UPDATE, September 7, 2020: Because the Hague Service Convention goes into force on October 1, I suggest either a bit of patience or a bit of urgency. They cut both ways. As we have no practical information as yet, I can’t say what the Philippines’ preferences will be once the treaty takes effect. What I do know is that its application will be mandatory as of that date, it nobody can say as yet whether Article 10 will be available. We also can’t say whether translation (likely into Tagalog) will be required. Either hurry up and get it done via an agent, or wait to serve via the Office of the (Supreme) Court Administrator under Article 5. Oh, and do the translation, just to be safe.
Watch this space for updates… nothing really to say just yet, as I usually just advise clients to serve by mail if their defendants are in the Republic of the Philippines. There’s currently no treaty in force, Letters Rogatory take seemingly forever, and I have yet to find a private agent or law firm there who (1) understands fully what I seek, (2) is willing to take the project on for less than an outrageous fee, and (3) I trust to actually do what needs to be done.* Remember that old lawyers’ saying “you want good, cheap, and fast… pick two of those.” That’s pretty much been my approach to service in the Philippines for the past five years.
The Philippines will soon accede to the Hague Service Convention, a treaty that simplifies the process of serving court documents on parties living in another state, Foreign Affairs Undersecretary Eduardo Malaya bared (sic) Thursday.
This is tremendous news, especially for the many individual litigants whose attorneys contact me for service in divorce actions, but also for the many business owners involved in disputes with Philippine parties. I don’t see any indications as yet whether the Republic will object to Article 10 and its alternative methods, but this space will be updated as soon as the answers to that question and others are made available.

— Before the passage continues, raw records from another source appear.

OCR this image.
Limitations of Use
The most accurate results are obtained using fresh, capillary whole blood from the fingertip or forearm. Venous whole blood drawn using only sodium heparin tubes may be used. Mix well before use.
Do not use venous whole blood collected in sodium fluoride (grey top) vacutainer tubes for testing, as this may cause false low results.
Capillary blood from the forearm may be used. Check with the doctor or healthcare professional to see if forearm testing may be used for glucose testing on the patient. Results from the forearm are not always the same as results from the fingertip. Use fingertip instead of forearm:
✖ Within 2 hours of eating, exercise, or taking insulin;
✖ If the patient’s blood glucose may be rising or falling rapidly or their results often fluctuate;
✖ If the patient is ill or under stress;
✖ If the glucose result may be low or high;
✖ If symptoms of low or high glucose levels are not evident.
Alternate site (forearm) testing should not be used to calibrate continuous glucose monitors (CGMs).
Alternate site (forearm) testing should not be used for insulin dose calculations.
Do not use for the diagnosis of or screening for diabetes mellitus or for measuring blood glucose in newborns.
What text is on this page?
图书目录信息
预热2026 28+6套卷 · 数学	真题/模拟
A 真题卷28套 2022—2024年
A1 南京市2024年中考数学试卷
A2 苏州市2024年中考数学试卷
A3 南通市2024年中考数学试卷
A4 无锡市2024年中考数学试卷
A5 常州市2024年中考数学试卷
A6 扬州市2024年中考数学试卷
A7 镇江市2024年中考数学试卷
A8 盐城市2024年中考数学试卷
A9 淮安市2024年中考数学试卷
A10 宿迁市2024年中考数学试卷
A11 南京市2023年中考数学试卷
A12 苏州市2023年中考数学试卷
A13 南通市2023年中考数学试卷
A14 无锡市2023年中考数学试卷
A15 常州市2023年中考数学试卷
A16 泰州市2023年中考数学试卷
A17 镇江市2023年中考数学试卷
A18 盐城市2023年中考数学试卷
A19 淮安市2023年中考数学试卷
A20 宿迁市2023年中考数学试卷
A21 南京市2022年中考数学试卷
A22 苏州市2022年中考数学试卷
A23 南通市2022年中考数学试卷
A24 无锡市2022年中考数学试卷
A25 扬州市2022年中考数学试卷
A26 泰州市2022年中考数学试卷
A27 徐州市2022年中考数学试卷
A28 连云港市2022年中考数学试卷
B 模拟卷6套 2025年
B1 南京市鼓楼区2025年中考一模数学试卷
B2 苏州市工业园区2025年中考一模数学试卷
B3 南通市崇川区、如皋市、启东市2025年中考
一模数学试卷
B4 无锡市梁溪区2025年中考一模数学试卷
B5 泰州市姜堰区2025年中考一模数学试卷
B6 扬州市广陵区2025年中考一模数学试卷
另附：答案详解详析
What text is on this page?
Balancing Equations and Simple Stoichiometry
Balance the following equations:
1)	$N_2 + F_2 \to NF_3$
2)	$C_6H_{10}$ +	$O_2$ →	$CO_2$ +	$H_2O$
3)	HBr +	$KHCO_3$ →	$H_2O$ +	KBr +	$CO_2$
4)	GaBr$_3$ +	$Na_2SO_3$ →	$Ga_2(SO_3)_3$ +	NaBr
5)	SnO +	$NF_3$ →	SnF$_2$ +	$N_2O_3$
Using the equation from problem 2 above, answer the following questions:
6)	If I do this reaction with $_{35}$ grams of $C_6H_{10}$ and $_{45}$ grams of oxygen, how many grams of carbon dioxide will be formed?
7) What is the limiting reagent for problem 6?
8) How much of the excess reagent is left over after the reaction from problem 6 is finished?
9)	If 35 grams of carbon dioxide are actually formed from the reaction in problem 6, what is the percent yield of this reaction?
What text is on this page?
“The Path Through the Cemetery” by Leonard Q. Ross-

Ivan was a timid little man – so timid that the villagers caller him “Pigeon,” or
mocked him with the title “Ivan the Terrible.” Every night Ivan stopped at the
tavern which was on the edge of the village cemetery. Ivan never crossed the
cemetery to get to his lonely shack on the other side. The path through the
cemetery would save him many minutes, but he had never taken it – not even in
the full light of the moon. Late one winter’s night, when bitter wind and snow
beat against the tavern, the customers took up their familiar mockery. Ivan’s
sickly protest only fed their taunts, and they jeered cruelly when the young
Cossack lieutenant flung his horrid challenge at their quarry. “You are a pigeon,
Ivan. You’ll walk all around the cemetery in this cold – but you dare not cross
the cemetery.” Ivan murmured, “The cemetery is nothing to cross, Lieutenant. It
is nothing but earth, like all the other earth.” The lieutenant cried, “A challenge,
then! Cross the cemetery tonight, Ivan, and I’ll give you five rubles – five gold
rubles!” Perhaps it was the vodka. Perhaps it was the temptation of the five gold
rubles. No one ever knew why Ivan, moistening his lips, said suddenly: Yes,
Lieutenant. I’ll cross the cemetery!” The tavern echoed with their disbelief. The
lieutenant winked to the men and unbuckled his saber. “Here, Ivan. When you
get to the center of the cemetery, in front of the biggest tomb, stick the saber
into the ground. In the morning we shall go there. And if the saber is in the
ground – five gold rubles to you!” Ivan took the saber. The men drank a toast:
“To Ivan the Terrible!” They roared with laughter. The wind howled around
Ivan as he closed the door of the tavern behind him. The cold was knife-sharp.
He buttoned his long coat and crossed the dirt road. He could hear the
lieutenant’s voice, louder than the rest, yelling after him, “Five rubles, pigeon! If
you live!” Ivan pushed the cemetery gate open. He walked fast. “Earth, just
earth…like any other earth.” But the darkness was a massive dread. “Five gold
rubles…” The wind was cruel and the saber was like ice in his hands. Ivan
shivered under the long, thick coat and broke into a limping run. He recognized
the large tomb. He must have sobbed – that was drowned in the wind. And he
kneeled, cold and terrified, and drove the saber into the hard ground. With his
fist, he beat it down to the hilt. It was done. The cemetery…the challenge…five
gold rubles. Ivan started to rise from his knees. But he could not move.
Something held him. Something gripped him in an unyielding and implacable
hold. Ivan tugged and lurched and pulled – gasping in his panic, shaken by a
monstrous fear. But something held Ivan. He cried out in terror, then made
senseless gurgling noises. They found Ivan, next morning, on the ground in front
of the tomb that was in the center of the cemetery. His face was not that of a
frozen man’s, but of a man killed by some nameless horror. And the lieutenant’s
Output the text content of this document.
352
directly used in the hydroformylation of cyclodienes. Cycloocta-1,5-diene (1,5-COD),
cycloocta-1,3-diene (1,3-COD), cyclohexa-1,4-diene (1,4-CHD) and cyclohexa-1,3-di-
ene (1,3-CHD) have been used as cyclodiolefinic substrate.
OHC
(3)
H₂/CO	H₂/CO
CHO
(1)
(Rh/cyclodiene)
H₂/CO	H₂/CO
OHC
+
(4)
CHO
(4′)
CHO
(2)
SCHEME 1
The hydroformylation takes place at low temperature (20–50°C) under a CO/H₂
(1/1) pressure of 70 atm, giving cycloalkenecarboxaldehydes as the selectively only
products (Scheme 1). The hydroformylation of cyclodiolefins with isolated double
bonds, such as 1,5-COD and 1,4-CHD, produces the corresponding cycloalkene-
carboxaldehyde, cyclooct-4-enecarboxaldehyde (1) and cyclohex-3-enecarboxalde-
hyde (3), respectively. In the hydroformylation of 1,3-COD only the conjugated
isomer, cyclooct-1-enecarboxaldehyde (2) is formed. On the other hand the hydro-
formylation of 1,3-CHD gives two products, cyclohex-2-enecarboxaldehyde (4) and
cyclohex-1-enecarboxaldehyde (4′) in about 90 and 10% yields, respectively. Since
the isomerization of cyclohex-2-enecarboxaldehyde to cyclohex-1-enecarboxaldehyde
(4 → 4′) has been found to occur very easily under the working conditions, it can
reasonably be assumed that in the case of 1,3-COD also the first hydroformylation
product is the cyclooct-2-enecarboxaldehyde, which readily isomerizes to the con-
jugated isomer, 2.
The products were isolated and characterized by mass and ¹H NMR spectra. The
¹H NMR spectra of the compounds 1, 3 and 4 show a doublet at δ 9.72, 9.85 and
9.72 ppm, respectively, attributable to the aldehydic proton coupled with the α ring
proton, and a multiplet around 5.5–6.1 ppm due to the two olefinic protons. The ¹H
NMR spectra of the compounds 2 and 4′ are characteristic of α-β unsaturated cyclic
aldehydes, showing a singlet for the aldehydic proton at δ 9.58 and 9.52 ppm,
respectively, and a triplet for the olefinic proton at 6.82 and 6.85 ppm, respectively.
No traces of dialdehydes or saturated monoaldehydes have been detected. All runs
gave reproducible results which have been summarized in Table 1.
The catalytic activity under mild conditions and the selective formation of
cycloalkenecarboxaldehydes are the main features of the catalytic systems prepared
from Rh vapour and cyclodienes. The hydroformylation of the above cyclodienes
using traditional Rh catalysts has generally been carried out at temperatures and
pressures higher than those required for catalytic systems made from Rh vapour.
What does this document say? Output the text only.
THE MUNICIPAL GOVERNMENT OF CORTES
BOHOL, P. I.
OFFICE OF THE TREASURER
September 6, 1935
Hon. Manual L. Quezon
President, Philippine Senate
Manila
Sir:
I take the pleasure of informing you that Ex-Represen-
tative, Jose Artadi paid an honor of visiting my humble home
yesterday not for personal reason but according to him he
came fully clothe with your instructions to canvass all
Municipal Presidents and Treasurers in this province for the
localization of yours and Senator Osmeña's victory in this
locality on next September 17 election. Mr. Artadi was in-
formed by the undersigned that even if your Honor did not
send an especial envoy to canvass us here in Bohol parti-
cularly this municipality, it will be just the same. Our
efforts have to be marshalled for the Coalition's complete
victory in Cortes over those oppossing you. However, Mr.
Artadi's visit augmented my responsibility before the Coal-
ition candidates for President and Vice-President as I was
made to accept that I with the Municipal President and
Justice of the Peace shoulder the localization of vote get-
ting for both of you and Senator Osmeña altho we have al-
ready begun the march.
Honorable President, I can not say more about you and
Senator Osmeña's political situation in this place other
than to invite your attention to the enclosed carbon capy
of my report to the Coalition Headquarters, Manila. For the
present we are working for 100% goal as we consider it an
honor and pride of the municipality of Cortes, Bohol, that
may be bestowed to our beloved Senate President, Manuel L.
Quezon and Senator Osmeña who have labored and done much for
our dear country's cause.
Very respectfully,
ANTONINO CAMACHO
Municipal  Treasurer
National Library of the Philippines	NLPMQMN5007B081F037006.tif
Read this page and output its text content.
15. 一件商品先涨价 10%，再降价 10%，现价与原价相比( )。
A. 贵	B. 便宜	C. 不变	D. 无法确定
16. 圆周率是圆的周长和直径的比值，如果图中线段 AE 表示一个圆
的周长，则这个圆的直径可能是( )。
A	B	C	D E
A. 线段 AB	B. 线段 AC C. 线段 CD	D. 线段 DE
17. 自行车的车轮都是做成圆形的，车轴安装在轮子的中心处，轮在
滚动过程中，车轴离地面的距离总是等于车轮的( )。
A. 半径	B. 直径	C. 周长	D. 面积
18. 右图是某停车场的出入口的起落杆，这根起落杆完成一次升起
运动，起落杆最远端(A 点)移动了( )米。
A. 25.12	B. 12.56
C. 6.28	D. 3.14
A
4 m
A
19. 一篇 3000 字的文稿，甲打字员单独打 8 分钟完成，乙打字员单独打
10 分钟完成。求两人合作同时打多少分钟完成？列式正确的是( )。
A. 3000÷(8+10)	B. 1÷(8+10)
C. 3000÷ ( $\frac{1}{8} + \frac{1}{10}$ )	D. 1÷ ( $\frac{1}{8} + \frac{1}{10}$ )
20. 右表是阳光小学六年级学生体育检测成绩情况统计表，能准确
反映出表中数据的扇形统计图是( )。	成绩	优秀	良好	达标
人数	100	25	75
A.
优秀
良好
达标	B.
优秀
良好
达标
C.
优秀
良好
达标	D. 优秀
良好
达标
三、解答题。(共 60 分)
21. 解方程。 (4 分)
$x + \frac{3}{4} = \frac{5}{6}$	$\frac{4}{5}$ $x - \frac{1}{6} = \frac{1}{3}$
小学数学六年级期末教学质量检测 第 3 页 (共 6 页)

UPDATE: The Philippines acceded to the Convention effective March 4, 2020, but it does not enter into force until October 1, 2020. Aside from Central Authority information, the Hague Conference website still lacks additional information as to the Philippines’ views on the treaty.
Still.. stay tuned.
* The Department of State offers that “service of process in the Philippines may be effected by mail, by agent, such as a local attorney, or through letters rogatory. Litigants may wish to consult an attorney in the Philippines before pursuing a particular method of service of process, particularly if enforcement of a U.S. judgment is contemplated in the future.” Enforcement is right at the top of my list of concerns where a litigator chooses a simplistic means of service– particularly mail, which I generally recommend against— but in the Philippines, it’s usually the only realistic method.